ハセガワ製の質実剛健な艦船模型!『クラッシャージョウ』のコルドバで考えるプラモの組み味。

 「ハセガワといえば飛行機模型でしょ」という先入観はもう古びたものになりました。新規金型ではカーモデルの開発が盛んですし、キャラクターモデルのラインナップもかなり分厚く、持ち味とされてきた繊細で切れ味鋭い造形と実直なディテール表現を飛行機以外のモチーフに展開することによって他社とはひと味違うプラモがどんどん産み出されています。

 開始から40年以上経った国産SFの金字塔『クラッシャージョウ』に登場する重巡洋艦(もちろん宇宙船です)、コルドバのプラスチックモデルが発売されたことで喜んだのはおそらくアラフィフ世代だと思うのですが、組んでみるとその素晴らしい形状にまずは圧倒されます。

 楕円と角張った部分を巧みに組み合わせた断面形状は緩急付けながら流麗に繋がり、全体のスマートなフォルムと近づいて見たときのマッシヴな塊感の対比は実際に手にしてみないと伝わってこないかもしれません。マクロに捉えてもミクロに捉えてもキャラクター性がビシバシと感じられるその両立ぶりは、アニメ的な演出にも極めて効果的だったはずです。

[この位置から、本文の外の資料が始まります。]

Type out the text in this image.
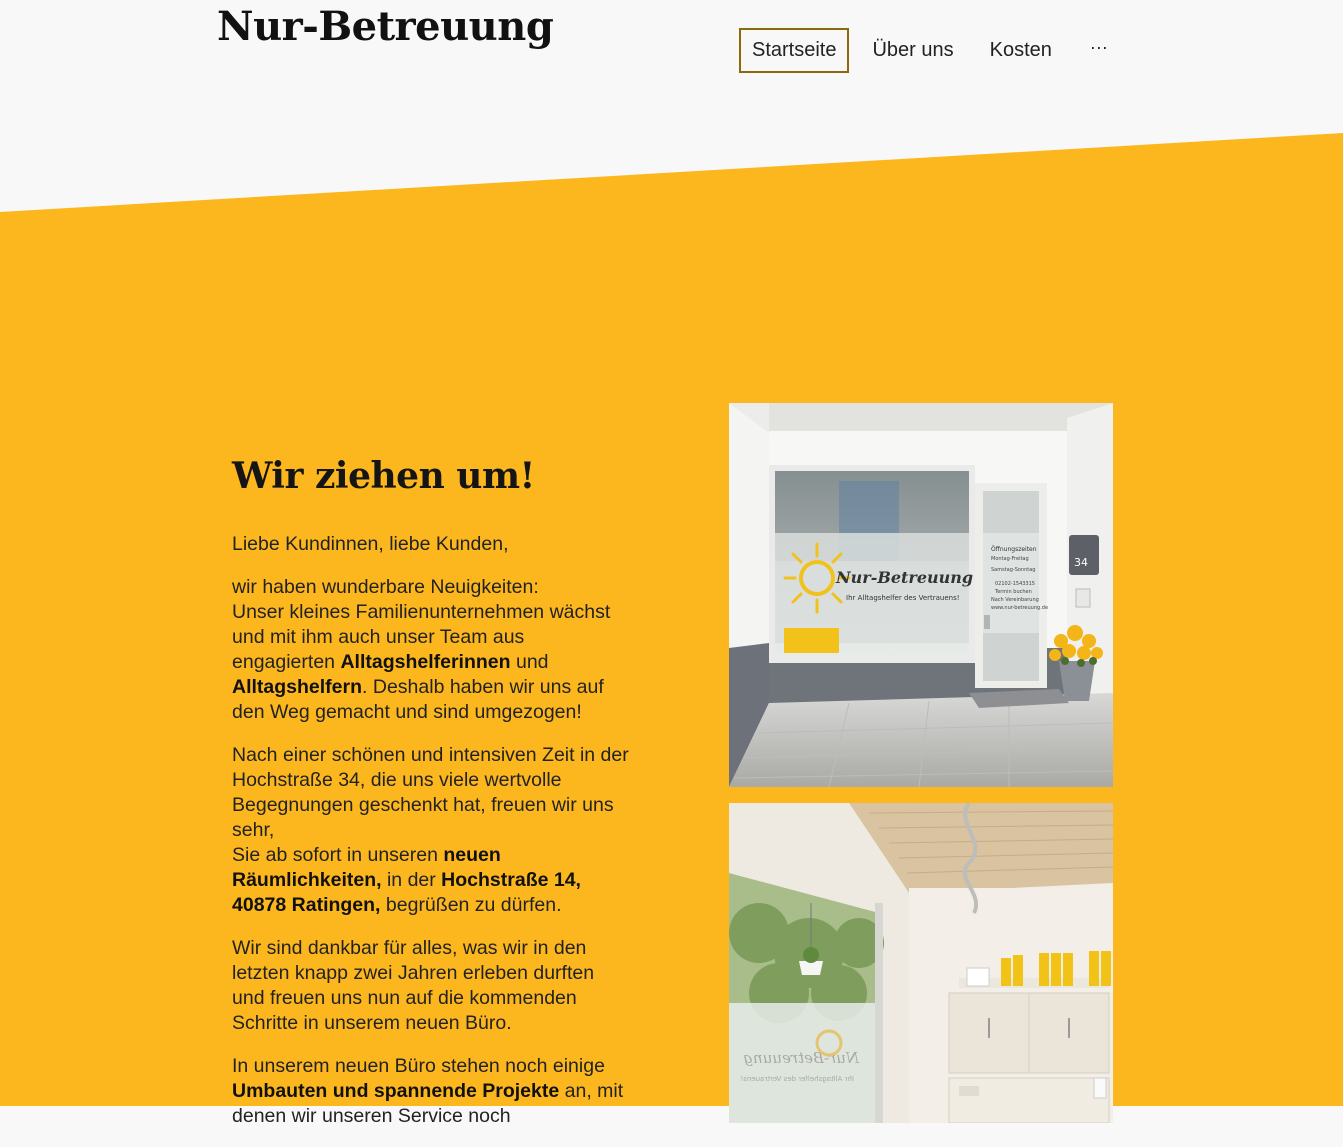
Nur-Betreuung	Startseite	Über uns	Kosten	···
Wir ziehen um!

Liebe Kundinnen, liebe Kunden,

wir haben wunderbare Neuigkeiten:
Unser kleines Familienunternehmen wächst und mit ihm auch unser Team aus engagierten Alltagshelferinnen und Alltagshelfern. Deshalb haben wir uns auf den Weg gemacht und sind umgezogen!

Nach einer schönen und intensiven Zeit in der Hochstraße 34, die uns viele wertvolle Begegnungen geschenkt hat, freuen wir uns sehr,
Sie ab sofort in unseren neuen Räumlichkeiten, in der Hochstraße 14, 40878 Ratingen, begrüßen zu dürfen.

Wir sind dankbar für alles, was wir in den letzten knapp zwei Jahren erleben durften und freuen uns nun auf die kommenden Schritte in unserem neuen Büro.

In unserem neuen Büro stehen noch einige Umbauten und spannende Projekte an, mit denen wir unseren Service noch

Nur-Betreuung
Ihr Alltagshelfer des Vertrauens!
Öffnungszeiten
Montag-Freitag
Samstag-Sonntag
02102-1543315
Termin buchen
Nach Vereinbarung
www.nur-betreuung.de
34
Nur-Betreuung
Ihr Alltagshelfer des Vertrauens!
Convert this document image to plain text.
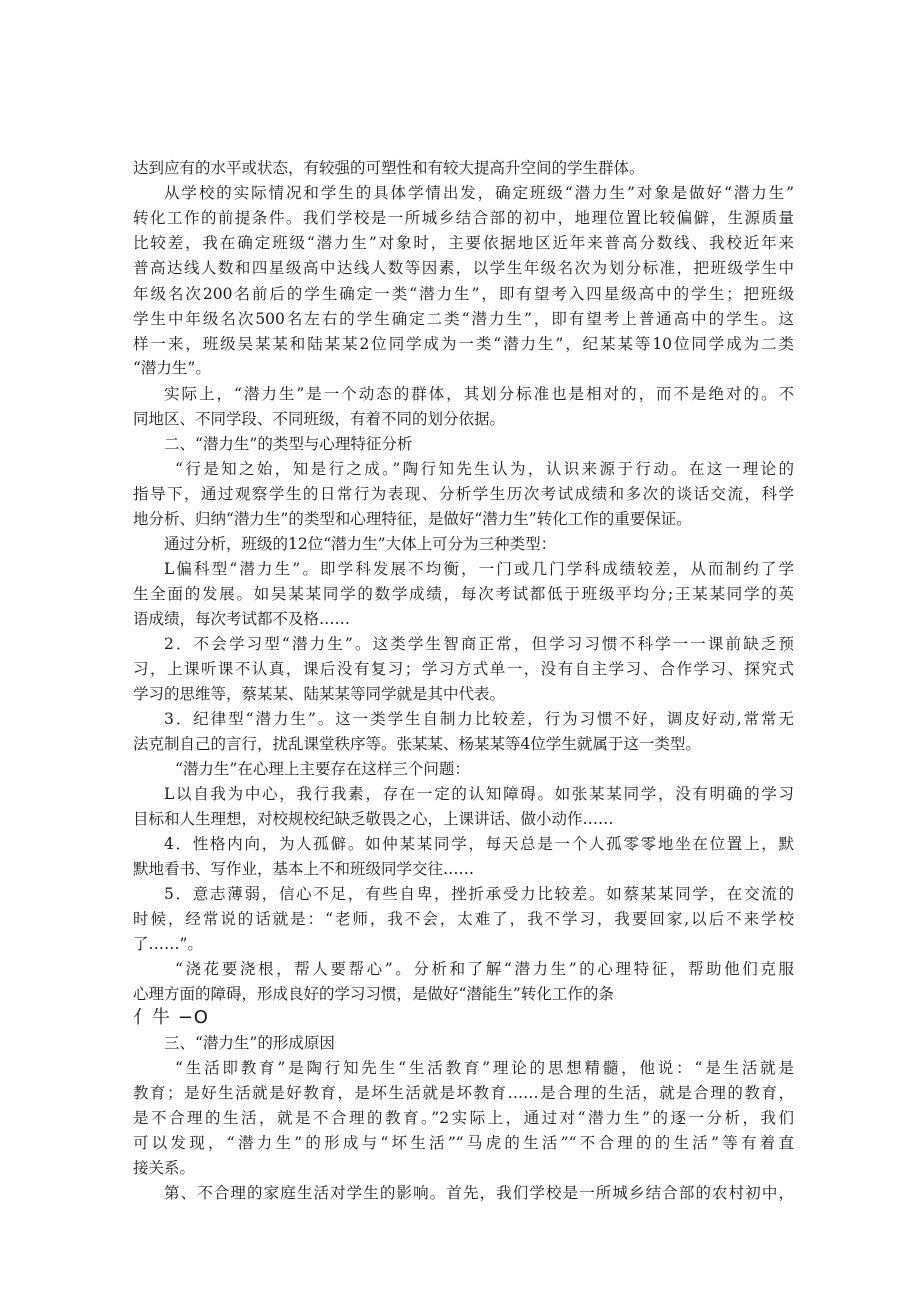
达到应有的水平或状态，有较强的可塑性和有较大提高升空间的学生群体。
从学校的实际情况和学生的具体学情出发，确定班级“潜力生”对象是做好“潜力生”
转化工作的前提条件。我们学校是一所城乡结合部的初中，地理位置比较偏僻，生源质量
比较差，我在确定班级“潜力生”对象时，主要依据地区近年来普高分数线、我校近年来
普高达线人数和四星级高中达线人数等因素，以学生年级名次为划分标准，把班级学生中
年级名次200名前后的学生确定一类“潜力生”，即有望考入四星级高中的学生；把班级
学生中年级名次500名左右的学生确定二类“潜力生”，即有望考上普通高中的学生。这
样一来，班级吴某某和陆某某2位同学成为一类“潜力生”，纪某某等10位同学成为二类
“潜力生”。
实际上，“潜力生”是一个动态的群体，其划分标准也是相对的，而不是绝对的。不
同地区、不同学段、不同班级，有着不同的划分依据。
二、“潜力生”的类型与心理特征分析
“行是知之始，知是行之成。”陶行知先生认为，认识来源于行动。在这一理论的
指导下，通过观察学生的日常行为表现、分析学生历次考试成绩和多次的谈话交流，科学
地分析、归纳“潜力生”的类型和心理特征，是做好“潜力生”转化工作的重要保证。
通过分析，班级的12位“潜力生”大体上可分为三种类型：
L偏科型“潜力生”。即学科发展不均衡，一门或几门学科成绩较差，从而制约了学
生全面的发展。如吴某某同学的数学成绩，每次考试都低于班级平均分;王某某同学的英
语成绩，每次考试都不及格……
2．不会学习型“潜力生”。这类学生智商正常，但学习习惯不科学一一课前缺乏预
习，上课听课不认真，课后没有复习；学习方式单一，没有自主学习、合作学习、探究式
学习的思维等，蔡某某、陆某某等同学就是其中代表。
3．纪律型“潜力生”。这一类学生自制力比较差，行为习惯不好，调皮好动,常常无
法克制自己的言行，扰乱课堂秩序等。张某某、杨某某等4位学生就属于这一类型。
“潜力生”在心理上主要存在这样三个问题：
L以自我为中心，我行我素，存在一定的认知障碍。如张某某同学，没有明确的学习
目标和人生理想，对校规校纪缺乏敬畏之心，上课讲话、做小动作……
4．性格内向，为人孤僻。如仲某某同学，每天总是一个人孤零零地坐在位置上，默
默地看书、写作业，基本上不和班级同学交往……
5．意志薄弱，信心不足，有些自卑，挫折承受力比较差。如蔡某某同学，在交流的
时候，经常说的话就是：“老师，我不会，太难了，我不学习，我要回家,以后不来学校
了……”。
“浇花要浇根，帮人要帮心”。分析和了解“潜力生”的心理特征，帮助他们克服
心理方面的障碍，形成良好的学习习惯，是做好“潜能生”转化工作的条
亻牛 −O
三、“潜力生”的形成原因
“生活即教育”是陶行知先生“生活教育”理论的思想精髓，他说：“是生活就是
教育；是好生活就是好教育，是坏生活就是坏教育……是合理的生活，就是合理的教育，
是不合理的生活，就是不合理的教育。”2实际上，通过对“潜力生”的逐一分析，我们
可以发现，“潜力生”的形成与“坏生活”“马虎的生活”“不合理的的生活”等有着直
接关系。
第、不合理的家庭生活对学生的影响。首先，我们学校是一所城乡结合部的农村初中，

 船体にびっしりと入れられたディテールはとてもシャープで、こんな質感のプラモデルはなかなか目にすることがありません。グレー1色のプラスチックゆえに未塗装ではぼやっとした雰囲気ですが、スミ入れ(シャバシャバの塗料を凹部に流し込む技法)によってパネルラインがバシッと立ち上がってきます。スミ入れをするためだけに買ってもいいくらい、気持ちのいい彫刻です。

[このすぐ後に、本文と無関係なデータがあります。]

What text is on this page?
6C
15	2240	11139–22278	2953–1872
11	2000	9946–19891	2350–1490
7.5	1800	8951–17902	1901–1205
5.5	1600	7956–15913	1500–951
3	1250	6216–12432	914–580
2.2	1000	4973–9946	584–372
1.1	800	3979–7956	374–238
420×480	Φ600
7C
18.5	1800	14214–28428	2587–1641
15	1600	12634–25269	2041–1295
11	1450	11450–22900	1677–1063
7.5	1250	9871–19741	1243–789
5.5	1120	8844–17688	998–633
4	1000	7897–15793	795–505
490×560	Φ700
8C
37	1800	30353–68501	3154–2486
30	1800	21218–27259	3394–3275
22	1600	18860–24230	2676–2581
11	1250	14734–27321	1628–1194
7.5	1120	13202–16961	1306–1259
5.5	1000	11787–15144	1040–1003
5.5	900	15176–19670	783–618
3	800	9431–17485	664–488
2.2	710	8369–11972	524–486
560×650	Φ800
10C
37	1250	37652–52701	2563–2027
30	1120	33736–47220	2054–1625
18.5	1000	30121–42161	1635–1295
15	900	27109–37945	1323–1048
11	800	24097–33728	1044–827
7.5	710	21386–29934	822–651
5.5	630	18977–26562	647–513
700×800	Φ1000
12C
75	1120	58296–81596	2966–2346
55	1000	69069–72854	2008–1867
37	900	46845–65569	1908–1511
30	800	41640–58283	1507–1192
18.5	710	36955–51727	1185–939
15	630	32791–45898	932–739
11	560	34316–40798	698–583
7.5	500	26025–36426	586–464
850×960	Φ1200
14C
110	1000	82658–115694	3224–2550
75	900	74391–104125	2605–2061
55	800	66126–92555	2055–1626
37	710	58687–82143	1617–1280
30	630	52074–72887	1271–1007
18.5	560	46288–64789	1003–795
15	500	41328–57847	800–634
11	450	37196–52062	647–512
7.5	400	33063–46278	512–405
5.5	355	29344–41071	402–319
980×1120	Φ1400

 さて、このプラモにおいて特記しておきたいポイントが「接着剤不要のスナップフィット仕様であること」です。ニッパーとカッターだけ用意すればスルスルと組み上がる……のですが、ハメ込みがけっこう固い部分もあったりして、終盤で尖ったパーツが沢山くっついている状態になると力をかけられるところも限られてくるのが少々困ったポイント。流し込み接着剤を少し塗ればスルッとハメることができるので、(対象となる年齢層を考えても)「これなら最初から接着モデルでもイイんじゃないかなぁ」と思ったりもします。

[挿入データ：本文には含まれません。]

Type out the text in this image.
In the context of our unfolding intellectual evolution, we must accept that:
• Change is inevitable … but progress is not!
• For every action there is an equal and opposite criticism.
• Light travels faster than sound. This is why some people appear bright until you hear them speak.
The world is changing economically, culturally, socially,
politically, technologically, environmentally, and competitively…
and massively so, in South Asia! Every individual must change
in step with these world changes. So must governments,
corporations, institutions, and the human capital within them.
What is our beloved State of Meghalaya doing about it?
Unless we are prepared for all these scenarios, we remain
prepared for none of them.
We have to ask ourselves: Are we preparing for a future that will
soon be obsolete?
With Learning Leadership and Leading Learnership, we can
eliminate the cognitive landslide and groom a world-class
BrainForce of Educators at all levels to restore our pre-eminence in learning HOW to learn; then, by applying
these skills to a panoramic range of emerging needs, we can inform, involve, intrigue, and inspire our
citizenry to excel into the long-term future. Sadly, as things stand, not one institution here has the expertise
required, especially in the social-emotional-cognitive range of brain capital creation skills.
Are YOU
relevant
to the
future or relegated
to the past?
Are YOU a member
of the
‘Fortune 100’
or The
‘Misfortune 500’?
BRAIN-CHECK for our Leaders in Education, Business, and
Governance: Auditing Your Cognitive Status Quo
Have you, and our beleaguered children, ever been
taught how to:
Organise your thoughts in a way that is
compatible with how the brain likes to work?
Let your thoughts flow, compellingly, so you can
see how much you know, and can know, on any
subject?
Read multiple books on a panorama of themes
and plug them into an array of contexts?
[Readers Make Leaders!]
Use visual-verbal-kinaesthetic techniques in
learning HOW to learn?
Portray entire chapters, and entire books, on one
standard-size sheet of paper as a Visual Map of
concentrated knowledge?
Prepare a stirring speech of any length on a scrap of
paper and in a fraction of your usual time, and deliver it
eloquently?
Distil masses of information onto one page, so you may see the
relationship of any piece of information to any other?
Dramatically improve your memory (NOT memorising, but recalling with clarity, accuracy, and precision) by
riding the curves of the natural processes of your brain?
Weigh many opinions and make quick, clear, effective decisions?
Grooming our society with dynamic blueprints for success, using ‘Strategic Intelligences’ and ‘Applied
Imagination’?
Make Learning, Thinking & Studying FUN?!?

 最近の接着剤はとても高性能です(パーツを合わせてから流し込むタイプが特にすばらしく、パーツがピッタリとくっつくまでの乾燥時間ならば数十秒程度に抑えられています)。塗って、くっつけて、一日待って……ムニュムニュしたのがはみ出して……というイメージを持っている人にとって確かに接着剤に対する忌避感があるのかもしれませんが、イマドキのキットとイマドキの接着剤の組み合わせならばとてもスピーディーに、力を込めずに作ることができます。

 スナップフィットだと組み立てる順番やユーザーの力加減に寄っては奥まで入り切らない(これは設計や成形の問題ではなく、あらゆるスナップフィットに共通のウィークポイントだと思います)こともままありますが、いまなら接着剤を使えばピタッと組み立てられるだけの精度が出せるメーカーがほとんど。キャラクターモデル(とくにこうした艦船模型ライクなもの)だからこそ、小さなパーツやしっかりと力をかけて組み上げたいところに「接着剤も使う」という選択肢を取り入れてほしいなと感じました。接着剤が一本あれば、その後で飛行機やカーモデルを始めとしたスケールモデルも組めるようになるはずだし!

 細かなパーツは切り離した後もどれがどれだかわからなくならないように番号が振ってあったり、原寸大の塗装図が入ってるのはとても好印象!やっぱりカラーのプリントでイメージを膨らませながら組み立てるのはテンションが上がります。

 組み上がってみれば本当に破綻のないフォルムのコルドバが現れ、スミ入れ+部分塗装でも相当存在感のある仕上がりになります。パーツ数も抑制が効いた設計なので、じっくり作り込むのもよし、土曜に組み立て、日曜に味付けの2daysモデリングにも応えてくれるフトコロの深いプラモです。見れば見るほど惚れ惚れする造形のコルドバ。まだ買っていないのならば、すぐにでもゲットすべきアイテムだと思います!みなさんも、ぜひ。